There was once a movie about a dynamic, red-haired lobbyist trying to get a hard-to-win Bill through Congress. She also falls in love with the widower President of the United States.
Annette Bening and Michael Douglas got together in The American President (1995) and the movie had some great lines but a predictable end.
It was one of Aaron Sorkin’s early ventures into movies and provided the impetus for West Wing, the long-running television series which began in 1999.
The American President was a simple tale. Couple fall in love; couple have a fight over political principle; couple get back together when the male sees the error of his ways. When he sees this, Douglas, as first-term president Andrew Shepherd, delivers a stinging address to the nation where he rebuts allegations being made by his presidential opponent Bob Rumson (Richard Dreyfus). It’s all fly-the-flag stuff – typical of US movies about politics – but the words were moving and certainly prescient.
“We have serious problems to solve, and we need serious people to solve them. And whatever your particular problem is, I promise you, Bob Rumson is not the least bit interested in solving it. He is interested in two things and two things only: making you afraid of it and telling you who’s to blame for it. That, ladies and gentlemen, is how you win elections. You gather a group of middle-aged, middle-class, middle-income voters who remember with longing an easier time, and you talk to them about family and American values and character.”
The speech changes the president’s policy on an environmental Bill, thus allowing Sydney Ellen Wade (Bening) to win a tightly-held lobbying position. However, another plot stream, concerning guns, runs through the movie and Shepherd goes on:
“The other piece of legislation is the crime bill. As of today, it no longer exists. I’m throwing it out. I’m throwing it out and writing a law that makes sense. You cannot address crime prevention without getting rid of assault weapons and handguns. I consider them a threat to national security, and I will go door to door if I have to, but I’m gonna convince Americans that I’m right, and I’m gonna get the guns.”
All this bravura and a love story to boot. Good stuff and only marginally ruined by Wade bursting into the president’s office (after he has declared his new policy). He is telling his aides he needs to get to Congress in a hurry and she blurts out some nonsense about not taking Constitution Avenue because it’s a mess of traffic.
With this history, I watched the number-crunching on a gun bill Miss Sloane (2016), with Jessica Chastain playing a dynamic red-haired lobbyist. The movie was complicated. It had twists and turns but I was sure it was headed for the big speech at the end, extolling the USA and how all the characters in politics had lost their way and how Miss Sloane for one wasn’t going to play their game any more.
It’s too big a spoiler to tell you what really happens but suffice to say your comprehension of what happened earlier in the film is certainly tested.

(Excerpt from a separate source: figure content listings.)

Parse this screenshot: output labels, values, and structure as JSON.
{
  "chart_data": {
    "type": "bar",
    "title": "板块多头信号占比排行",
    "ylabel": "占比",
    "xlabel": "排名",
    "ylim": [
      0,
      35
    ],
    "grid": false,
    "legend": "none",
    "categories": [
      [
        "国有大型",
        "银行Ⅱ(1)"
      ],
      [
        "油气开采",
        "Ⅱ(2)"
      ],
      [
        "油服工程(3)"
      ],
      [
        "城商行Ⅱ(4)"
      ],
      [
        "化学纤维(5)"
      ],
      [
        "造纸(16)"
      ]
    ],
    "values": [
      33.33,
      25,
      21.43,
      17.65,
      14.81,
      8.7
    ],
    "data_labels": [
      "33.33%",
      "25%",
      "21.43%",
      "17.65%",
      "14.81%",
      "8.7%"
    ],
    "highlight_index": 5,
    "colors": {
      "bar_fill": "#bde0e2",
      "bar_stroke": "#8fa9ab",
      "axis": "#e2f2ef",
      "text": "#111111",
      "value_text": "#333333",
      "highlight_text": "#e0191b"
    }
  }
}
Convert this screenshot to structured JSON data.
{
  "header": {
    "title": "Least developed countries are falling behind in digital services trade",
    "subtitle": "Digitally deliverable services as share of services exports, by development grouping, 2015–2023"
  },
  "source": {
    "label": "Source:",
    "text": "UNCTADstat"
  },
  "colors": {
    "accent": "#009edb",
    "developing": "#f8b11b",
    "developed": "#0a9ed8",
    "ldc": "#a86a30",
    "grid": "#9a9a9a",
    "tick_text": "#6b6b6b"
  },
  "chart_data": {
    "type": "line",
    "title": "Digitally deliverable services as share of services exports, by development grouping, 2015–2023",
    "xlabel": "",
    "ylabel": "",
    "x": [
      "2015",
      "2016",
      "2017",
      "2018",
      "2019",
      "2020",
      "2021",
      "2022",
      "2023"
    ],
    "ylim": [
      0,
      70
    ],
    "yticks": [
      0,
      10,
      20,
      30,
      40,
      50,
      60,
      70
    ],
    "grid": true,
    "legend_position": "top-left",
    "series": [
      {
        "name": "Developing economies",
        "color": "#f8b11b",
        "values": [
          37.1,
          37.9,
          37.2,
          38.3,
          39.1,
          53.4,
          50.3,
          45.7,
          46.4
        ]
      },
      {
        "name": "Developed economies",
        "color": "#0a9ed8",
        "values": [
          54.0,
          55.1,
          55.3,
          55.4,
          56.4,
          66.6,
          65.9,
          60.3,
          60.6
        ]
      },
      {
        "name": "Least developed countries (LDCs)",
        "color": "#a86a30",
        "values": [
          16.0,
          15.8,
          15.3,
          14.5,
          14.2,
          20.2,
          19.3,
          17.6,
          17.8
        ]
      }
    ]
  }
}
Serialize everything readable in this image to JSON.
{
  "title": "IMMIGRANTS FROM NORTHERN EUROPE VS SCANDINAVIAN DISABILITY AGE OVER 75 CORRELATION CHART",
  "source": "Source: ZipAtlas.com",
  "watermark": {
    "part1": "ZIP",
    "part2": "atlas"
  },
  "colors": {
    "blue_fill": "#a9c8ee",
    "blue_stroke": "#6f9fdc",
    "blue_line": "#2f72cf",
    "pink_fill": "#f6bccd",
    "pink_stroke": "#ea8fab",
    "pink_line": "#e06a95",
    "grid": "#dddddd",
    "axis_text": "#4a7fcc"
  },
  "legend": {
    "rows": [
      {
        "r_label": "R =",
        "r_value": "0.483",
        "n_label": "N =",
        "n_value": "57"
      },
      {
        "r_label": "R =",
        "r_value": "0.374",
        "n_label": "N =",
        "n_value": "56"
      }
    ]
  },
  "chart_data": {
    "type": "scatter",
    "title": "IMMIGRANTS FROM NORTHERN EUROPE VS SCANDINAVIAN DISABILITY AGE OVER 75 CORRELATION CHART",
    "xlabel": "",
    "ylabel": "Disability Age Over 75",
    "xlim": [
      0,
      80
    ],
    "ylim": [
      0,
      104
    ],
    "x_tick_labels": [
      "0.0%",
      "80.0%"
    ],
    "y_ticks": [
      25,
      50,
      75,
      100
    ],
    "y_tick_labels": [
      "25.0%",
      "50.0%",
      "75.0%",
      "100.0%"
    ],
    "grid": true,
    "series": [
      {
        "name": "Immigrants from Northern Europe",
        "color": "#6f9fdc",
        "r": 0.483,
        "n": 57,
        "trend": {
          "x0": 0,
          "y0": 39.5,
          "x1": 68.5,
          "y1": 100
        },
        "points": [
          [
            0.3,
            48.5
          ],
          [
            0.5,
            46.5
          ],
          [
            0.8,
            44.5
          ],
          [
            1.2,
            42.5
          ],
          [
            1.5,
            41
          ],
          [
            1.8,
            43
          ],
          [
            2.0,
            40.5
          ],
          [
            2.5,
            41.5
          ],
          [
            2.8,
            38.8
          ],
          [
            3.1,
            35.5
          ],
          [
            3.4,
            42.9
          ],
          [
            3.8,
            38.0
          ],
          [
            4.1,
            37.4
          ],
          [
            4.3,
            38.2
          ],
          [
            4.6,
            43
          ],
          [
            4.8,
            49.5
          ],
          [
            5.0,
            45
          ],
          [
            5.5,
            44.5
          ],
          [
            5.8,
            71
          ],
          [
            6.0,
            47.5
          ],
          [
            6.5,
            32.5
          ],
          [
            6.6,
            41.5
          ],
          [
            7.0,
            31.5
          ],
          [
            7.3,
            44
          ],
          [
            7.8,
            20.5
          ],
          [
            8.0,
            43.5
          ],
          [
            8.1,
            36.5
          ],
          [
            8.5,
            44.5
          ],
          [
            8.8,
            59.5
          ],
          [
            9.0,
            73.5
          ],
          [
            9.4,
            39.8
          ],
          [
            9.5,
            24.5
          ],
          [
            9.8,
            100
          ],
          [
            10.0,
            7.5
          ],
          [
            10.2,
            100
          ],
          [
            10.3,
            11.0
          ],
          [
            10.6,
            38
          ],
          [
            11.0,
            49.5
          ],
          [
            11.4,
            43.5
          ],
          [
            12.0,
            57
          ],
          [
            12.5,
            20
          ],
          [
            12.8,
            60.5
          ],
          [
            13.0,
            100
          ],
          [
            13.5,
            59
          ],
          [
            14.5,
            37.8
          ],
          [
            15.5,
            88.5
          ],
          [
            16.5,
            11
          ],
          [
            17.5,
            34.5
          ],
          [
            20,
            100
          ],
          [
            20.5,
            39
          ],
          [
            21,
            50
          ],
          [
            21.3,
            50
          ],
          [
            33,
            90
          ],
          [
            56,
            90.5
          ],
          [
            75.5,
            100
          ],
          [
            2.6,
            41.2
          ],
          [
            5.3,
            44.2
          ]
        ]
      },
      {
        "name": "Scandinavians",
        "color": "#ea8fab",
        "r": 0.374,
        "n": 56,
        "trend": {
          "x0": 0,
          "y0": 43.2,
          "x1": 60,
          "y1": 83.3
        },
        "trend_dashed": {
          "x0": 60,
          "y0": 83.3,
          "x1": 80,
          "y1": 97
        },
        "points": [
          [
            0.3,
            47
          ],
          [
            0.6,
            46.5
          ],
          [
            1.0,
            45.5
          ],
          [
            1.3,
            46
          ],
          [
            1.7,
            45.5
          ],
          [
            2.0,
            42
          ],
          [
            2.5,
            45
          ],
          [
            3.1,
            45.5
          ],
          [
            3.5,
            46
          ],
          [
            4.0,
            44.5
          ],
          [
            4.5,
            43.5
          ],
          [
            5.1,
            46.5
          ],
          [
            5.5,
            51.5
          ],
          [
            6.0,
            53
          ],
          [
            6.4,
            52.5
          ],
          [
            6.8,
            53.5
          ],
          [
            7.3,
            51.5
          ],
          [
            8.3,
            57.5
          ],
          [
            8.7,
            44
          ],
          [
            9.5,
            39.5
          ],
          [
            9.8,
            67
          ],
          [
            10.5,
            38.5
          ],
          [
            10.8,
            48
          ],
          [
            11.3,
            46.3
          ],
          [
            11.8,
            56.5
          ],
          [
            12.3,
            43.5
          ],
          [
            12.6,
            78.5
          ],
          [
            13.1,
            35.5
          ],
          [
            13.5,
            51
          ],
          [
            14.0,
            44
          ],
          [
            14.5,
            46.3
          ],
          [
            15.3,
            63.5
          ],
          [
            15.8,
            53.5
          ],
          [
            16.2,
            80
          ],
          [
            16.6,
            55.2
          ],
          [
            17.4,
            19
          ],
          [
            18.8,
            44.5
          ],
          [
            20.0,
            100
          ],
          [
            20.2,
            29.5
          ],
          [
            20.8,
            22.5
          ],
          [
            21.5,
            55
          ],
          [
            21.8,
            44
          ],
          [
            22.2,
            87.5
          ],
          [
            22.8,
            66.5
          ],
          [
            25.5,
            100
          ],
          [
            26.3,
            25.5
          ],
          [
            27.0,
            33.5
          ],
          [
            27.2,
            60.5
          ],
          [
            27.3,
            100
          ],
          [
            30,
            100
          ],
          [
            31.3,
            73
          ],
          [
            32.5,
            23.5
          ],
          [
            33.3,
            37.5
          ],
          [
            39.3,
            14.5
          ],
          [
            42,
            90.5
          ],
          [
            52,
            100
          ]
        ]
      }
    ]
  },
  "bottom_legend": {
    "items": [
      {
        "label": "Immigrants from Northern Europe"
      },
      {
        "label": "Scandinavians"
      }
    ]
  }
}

Putting the jigsaw pieces together in Miss Sloane provoked some stimulating opinions at the post-film dinner.
Chastain’s Elizabeth Sloane explains in the first scene that a good lobbyist plays their trump card only after their opponent has played theirs. During the film she produces all her best tricks in attempting to make law a Bill requiring strong restrictions on the purchase of assault weapons.
Sloane has left her high-profile lobbying firm – and half her own purpose-built team who have stayed put – to take an offer from a boutique lobby company headed by Rodolfo Schmidt (Mark Strong).
She has the power of Washington against her, most notably career-making/breaking senator Bob Sanford (Chuck Shamata). With her previous bosses and her former team knowing many of her tactics, the fight is going to be even harder to win.
We see Sloane’s personal weaknesses which will make her vulnerable to her opponents and one wonders just how low or dirty she can sink to win. Schmidt calls her “a piece of work” which is hardly damning enough of the way she uses individuals to draw out the result she wants.
Miss Sloane is the kind of film that telling too much plot would ruin the entertainment. It’s enough to say the long running time did not faze me at all and I found it’s fast-paced storyline interesting to its conclusion.